En réponse à Roger Karoutchi, j'indiquerais que l'ASN est réformable et doit être réformée pour lui permettre d'exercer les nouvelles missions qui lui incombent. Mais le système de financement actuel ne lui permettra plus de faire face aux défis qui s'imposent à elle, dans un horizon proche - peut-être de deux ou trois ans. Il faut en tout cas garder le caractère dual qui est propre à la France, et s'articule autour de l'ASN, qui joue un rôle de pilote, et de l'IRSN en tant qu'outil d'expertise et de recherche. Il convient néanmoins de proposer une articulation plus fluide permettant à l'ASN et à l'IRSN de fonctionner dans de meilleures conditions, sur le plan de l'organisation et du financement. Notre système dual est reconnu internationalement comme étant particulièrement performant, et a permis de hisser la France aux premiers rangs mondiaux : nous devons conserver la compétitivité de notre filière nucléaire qui est particulièrement élevée. Il n'est pas question de révolutionner un dispositif qui a fait ses preuves.

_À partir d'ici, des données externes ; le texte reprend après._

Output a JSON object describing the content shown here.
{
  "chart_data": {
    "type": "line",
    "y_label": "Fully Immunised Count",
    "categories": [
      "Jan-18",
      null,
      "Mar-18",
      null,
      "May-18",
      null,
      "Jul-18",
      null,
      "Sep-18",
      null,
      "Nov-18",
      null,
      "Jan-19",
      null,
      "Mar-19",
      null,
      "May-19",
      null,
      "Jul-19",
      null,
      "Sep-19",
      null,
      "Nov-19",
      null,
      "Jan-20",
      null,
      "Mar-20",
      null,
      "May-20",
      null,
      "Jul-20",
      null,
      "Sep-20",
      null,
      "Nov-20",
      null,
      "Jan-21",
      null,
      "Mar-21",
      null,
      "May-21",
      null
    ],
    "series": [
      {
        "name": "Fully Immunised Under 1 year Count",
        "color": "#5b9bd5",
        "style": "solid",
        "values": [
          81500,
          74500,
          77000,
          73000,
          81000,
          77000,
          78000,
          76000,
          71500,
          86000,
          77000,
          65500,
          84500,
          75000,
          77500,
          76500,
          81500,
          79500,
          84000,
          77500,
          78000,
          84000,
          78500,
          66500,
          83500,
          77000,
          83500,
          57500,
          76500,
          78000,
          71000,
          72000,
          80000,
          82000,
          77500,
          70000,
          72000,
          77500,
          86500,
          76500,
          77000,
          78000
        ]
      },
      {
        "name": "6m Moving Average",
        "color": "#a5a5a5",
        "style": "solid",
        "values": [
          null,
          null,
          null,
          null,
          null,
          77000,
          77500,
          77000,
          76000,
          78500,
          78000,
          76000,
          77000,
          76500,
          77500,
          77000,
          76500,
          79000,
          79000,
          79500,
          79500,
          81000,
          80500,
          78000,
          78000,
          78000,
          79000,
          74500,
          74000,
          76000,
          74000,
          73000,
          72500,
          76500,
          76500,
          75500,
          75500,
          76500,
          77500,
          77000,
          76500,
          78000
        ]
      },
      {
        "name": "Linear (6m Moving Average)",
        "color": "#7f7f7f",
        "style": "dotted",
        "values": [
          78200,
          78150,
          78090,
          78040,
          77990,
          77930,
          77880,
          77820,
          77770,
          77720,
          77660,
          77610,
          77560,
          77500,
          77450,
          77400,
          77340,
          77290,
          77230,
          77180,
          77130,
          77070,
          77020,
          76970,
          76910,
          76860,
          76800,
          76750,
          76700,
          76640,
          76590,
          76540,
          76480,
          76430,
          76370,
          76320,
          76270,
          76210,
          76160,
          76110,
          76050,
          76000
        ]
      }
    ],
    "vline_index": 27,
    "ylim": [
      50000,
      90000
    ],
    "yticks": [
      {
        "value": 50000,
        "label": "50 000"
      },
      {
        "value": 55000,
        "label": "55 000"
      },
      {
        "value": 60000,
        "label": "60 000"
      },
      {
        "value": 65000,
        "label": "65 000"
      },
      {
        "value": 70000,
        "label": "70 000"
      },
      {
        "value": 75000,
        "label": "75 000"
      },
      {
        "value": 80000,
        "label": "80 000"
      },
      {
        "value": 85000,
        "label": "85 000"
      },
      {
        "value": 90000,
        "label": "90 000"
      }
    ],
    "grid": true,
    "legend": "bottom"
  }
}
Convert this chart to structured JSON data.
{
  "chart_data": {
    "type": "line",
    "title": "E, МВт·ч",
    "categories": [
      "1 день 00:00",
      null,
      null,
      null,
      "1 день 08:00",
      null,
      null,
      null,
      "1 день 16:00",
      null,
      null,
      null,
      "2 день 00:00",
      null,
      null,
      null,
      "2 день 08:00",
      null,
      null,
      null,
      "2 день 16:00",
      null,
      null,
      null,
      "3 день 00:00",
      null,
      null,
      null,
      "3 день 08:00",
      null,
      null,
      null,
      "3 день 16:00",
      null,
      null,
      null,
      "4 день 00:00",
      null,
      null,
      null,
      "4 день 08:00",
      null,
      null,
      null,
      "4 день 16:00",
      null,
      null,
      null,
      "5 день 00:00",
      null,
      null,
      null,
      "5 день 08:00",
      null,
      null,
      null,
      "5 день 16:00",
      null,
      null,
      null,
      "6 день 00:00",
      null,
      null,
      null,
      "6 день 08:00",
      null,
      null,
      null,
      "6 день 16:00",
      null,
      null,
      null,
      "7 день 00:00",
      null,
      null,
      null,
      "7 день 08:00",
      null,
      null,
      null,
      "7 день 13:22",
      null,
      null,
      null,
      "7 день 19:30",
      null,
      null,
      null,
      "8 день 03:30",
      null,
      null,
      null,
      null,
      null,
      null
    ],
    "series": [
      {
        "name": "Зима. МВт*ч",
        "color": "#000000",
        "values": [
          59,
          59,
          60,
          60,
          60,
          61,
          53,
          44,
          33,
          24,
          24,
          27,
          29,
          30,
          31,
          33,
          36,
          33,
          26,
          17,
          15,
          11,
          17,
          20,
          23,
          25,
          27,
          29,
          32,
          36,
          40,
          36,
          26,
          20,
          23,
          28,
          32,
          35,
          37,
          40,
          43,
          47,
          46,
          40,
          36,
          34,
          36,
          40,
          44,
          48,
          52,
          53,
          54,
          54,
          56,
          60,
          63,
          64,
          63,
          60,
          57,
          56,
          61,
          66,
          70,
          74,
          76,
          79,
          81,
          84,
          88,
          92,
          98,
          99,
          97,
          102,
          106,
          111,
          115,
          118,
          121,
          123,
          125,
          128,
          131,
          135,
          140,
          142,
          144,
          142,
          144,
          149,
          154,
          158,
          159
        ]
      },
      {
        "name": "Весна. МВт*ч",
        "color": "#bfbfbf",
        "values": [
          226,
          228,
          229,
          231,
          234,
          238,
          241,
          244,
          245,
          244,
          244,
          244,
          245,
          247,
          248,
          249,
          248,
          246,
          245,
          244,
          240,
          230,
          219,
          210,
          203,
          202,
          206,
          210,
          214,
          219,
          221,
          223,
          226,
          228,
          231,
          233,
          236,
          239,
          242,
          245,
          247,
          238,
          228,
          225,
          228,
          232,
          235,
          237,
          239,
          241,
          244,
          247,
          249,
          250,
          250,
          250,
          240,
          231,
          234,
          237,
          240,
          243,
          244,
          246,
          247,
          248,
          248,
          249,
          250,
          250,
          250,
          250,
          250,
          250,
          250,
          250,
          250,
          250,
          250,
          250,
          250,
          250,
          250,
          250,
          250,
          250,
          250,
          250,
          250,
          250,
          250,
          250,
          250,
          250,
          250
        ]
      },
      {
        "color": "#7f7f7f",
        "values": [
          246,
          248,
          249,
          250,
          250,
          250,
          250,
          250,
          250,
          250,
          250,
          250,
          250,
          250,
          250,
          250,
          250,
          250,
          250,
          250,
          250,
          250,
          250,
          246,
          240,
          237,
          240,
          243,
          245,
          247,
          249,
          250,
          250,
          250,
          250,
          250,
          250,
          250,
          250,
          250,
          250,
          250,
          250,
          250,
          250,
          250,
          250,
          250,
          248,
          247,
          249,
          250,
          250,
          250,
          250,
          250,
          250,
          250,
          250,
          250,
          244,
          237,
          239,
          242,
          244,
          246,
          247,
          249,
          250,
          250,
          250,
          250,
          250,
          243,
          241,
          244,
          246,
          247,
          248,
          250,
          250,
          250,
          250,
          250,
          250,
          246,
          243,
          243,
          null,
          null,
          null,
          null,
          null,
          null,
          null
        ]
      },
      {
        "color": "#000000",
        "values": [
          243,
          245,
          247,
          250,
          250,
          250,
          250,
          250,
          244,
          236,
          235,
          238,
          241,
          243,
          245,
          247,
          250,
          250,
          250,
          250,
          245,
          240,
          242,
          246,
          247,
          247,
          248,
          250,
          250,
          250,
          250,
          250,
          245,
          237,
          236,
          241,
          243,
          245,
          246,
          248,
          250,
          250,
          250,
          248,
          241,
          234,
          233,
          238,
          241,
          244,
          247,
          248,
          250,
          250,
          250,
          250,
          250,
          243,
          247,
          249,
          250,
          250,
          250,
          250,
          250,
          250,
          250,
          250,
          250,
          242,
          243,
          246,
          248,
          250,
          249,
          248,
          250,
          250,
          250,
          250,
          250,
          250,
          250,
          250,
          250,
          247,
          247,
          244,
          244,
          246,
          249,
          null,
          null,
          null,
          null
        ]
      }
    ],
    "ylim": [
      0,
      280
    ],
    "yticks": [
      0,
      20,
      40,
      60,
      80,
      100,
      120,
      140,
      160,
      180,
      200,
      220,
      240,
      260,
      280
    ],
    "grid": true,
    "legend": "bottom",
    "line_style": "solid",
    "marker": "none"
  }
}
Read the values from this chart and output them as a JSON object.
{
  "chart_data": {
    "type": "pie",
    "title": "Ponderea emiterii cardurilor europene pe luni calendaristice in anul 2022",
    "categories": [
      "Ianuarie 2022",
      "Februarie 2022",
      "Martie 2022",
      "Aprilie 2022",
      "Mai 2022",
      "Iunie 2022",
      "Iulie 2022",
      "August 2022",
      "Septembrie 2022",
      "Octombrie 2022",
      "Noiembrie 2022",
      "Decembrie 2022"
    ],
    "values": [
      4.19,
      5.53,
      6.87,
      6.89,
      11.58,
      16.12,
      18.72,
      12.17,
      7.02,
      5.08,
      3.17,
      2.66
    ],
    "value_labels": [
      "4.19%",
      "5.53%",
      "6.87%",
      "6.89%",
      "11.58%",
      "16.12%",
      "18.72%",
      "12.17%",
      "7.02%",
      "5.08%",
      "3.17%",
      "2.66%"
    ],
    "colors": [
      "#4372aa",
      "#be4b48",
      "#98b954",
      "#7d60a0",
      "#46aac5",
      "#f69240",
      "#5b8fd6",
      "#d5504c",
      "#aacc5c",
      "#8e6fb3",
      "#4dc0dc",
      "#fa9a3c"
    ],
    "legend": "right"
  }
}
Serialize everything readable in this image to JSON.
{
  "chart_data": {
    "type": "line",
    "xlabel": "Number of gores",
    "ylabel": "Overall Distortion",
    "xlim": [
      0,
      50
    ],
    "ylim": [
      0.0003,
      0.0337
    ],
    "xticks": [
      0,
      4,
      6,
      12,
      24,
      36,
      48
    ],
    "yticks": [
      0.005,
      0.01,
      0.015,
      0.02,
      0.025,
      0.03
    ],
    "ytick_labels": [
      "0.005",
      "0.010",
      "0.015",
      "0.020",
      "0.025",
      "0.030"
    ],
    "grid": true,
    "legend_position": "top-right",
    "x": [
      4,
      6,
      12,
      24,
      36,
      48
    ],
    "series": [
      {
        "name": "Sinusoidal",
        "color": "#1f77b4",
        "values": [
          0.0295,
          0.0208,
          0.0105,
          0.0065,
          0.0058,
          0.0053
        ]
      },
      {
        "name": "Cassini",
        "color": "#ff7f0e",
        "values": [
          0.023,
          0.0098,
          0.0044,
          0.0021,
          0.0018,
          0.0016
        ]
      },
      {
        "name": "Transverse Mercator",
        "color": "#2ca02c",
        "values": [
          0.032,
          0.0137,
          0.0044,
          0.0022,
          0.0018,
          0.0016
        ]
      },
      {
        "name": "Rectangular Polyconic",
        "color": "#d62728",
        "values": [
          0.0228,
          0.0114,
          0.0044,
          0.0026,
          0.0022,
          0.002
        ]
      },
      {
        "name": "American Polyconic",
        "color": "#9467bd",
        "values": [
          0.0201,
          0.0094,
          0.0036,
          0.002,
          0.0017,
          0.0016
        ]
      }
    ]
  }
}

Edmond Hervé a appelé notre attention sur le caractère essentiel des commissions locales d'information. Je me suis efforcé de réfléchir dans trois domaines : la sûreté nucléaire, la radioprotection et la transparence nucléaire. La transparence n'est pas à négliger et elle constitue aujourd'hui un enjeu sociétal majeur. Il est de la responsabilité du Parlement de traiter cette question. Par conséquent, la création d'une délégation parlementaire exerçant une mission de contrôle permettrait de donner beaucoup plus de lisibilité à un système qui, s'il n'est pas opaque, n'en est pas moins très complexe, le financement étant réparti entre cinq programmes relevant de quatre missions pour des montants qui, somme toute, ne sont pas considérables. Les enjeux budgétaires s'élèvent à 580 millions d'euros si on prend en compte le produit de la « taxe INB », plus de 260 millions d'euros au titre des dotations de l'État et une cinquantaine de millions d'euros pour la taxe spécifique dont bénéficie l'IRSN. C'est pourquoi je propose la mise en place d'une délégation parlementaire couplée à la création d'un « jaune budgétaire ». Une solution, un temps envisagée, aurait été de créer un programme unique, mais cette proposition ne nous est pas apparue viable dans l'immédiat.
Enfin, Philippe Dallier a parlé non de sûreté nucléaire mais de sécurité nucléaire, en faisant mention de tous les actes de malveillance, que ceux-ci soient de nature terroriste ou de simples manifestations intempestives. La sécurité nucléaire relève de la responsabilité des exploitants, qui doivent réaliser les travaux nécessaires, ainsi que de celle de l'État au titre des services de renseignements et des forces de police en charge de l'ordre public autour des installations nucléaires. Il s'agit d'une autre problématique. Concernant la sûreté nucléaire, je peux garantir que l'ASN dispose des moyens intellectuels et techniques nécessaires, notamment via l'IRSN, pour assurer ses missions de pilotage et de contrôle.
Enfin, pour finir, je souhaiterais ajouter qu'alors que la phase préalable au débat sur la transition énergétique arrive à son terme et que les contraintes budgétaires de l'État se renforcent, le moment semble venu de faire franchir une étape au système de financement de la sûreté nucléaire dans notre pays. Si l'ASN et l'IRSN n'enregistrent pas, au cours de trois prochaines années, un accroissement substantiel de leurs ressources pour faire face à leurs missions dont le poids est croissant, des choix devront être faits. Le risque est que les moyens soient concentrés sur la sûreté des installations existantes au détriment des projets nouveaux ; de même, les activités de recherche pourraient être réduites pour compenser une insuffisance de ressources pour abonder les tâches d'expertise.